While Uber’s decision to reclassify its drivers as workers in response to the recent Supreme Court ruling will be welcomed by those working for the company, it will do little to resolve the ongoing confusion over employment status.
The fact that the final ruling was the culmination of a four-year battle, shows how difficult it can be for the courts to determine employment status using the current legal framework.
The Supreme Court's ruling on Uber and worker status
The decision certainly reminds businesses to consider carefully how they classify the people that provide work for them and could prompt some organisations to make changes to how they categorise employment status.
However, the courts make decisions on employment status on a case-by-case basis and consider carefully how the tests that decide status are applied in light of the specific circumstances and context in front of them. Consequently, while the Uber ruling is a useful and important addition to case law on employment status, it fails to resolve the ongoing ambiguity over the issue faced by both organisations and individuals. It will often remain fiendishly difficult for the courts to decide legal arguments over employment status under the current system.

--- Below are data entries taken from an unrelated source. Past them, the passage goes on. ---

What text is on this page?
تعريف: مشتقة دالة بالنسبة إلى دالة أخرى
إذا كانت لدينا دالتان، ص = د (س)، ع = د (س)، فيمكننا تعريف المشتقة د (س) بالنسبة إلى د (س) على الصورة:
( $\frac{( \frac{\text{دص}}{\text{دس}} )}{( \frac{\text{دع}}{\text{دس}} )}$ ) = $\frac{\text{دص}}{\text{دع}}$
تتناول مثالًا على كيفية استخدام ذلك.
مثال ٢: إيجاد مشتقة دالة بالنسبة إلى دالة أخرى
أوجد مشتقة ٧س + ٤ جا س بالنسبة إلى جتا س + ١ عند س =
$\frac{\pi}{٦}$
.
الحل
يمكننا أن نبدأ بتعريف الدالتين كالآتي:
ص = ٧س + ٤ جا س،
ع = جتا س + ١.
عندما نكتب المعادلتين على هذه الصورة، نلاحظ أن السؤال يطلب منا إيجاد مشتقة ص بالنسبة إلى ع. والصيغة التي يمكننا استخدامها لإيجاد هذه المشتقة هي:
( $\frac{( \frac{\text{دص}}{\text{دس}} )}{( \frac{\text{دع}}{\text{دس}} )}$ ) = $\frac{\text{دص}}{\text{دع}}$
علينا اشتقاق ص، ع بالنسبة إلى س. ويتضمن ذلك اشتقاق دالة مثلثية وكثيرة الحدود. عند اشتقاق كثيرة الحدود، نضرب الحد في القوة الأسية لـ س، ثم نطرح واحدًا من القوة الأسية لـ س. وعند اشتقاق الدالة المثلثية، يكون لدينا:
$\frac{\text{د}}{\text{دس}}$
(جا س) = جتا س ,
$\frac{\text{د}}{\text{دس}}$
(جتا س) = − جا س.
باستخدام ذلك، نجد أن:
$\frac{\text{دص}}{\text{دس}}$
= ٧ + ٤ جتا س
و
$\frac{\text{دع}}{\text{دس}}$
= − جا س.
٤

This means that it is crucial that Government follows through with its pledge in 2018 to legislate to improve the clarity of the employment status tests and to take action to align the employment status frameworks for the purposes of employment rights and tax.
Is worker status necessary?
The CIPD believes an effective way to do this would be to abolish worker status altogether which would provide a clearer distinction between self-employment and employed status.
This view is underpinned by a significant piece of CIPD research Reforming employment status published in November 2020. The research was informed by a literature review, data from a large-scale employer survey and contributions from HR directors, employment lawyers and public policy experts.
A further strong argument for abolishing worker status highlighted by the research is that only a minority of organisations use worker status at all, and many smaller employers don’t even know that it exists as a separate category, distinct from employee status.
Overall, just a third of employers (35%) report they use worker status, falling to just 11% of micro firms with up to 10 people and 21% of small firms with up to 49 staff - according to a survey of 1,000 employers cited in the research report. It is perhaps not surprising so few small and medium-sized businesses use worker status, as many owner managers rely on advice and guidance from financial advisors such as bank managers or accountants who will typically lack knowledge on more complex employment matters.
The fact that the vast majority of employing businesses represented by micro and small firms in the UK don’t understand or use worker status, further questions its value and supports the case for its removal. This would create clearer differentiation between self-employment and employment and make it easier for employers and individuals to understand.
What can the UK Government do?
However, our recommendations for reform recognise that abolishing worker status would not be straight forward, so we have suggested that a first step would be for Government to form an expert stakeholder commission to define employed and self-employed categories.
The commission would be tasked with creating a statutory definition of the binary categories and informing the development of non-statutory guidance and indicative tools, which would make the test of control the main determinant of status.
At the same time government should move to more closely align taxation and benefits between the self-employed and the employed to reduce incentives for false categorisation of self-employment and ensure that those who are genuinely self-employed receive improved access to benefits, such as Statutory Sick Pay, for example.
We also recommend that the government should give the proposed new Single Labour Market Enforcement Body the role of resolving disputes in status, with tribunals used only for appeals against their decisions. Finally, we believe there is a strong case to increase Acas’ budget to enhance its information, guidance and support on employment status – with enhanced powers of mediation in status disputes.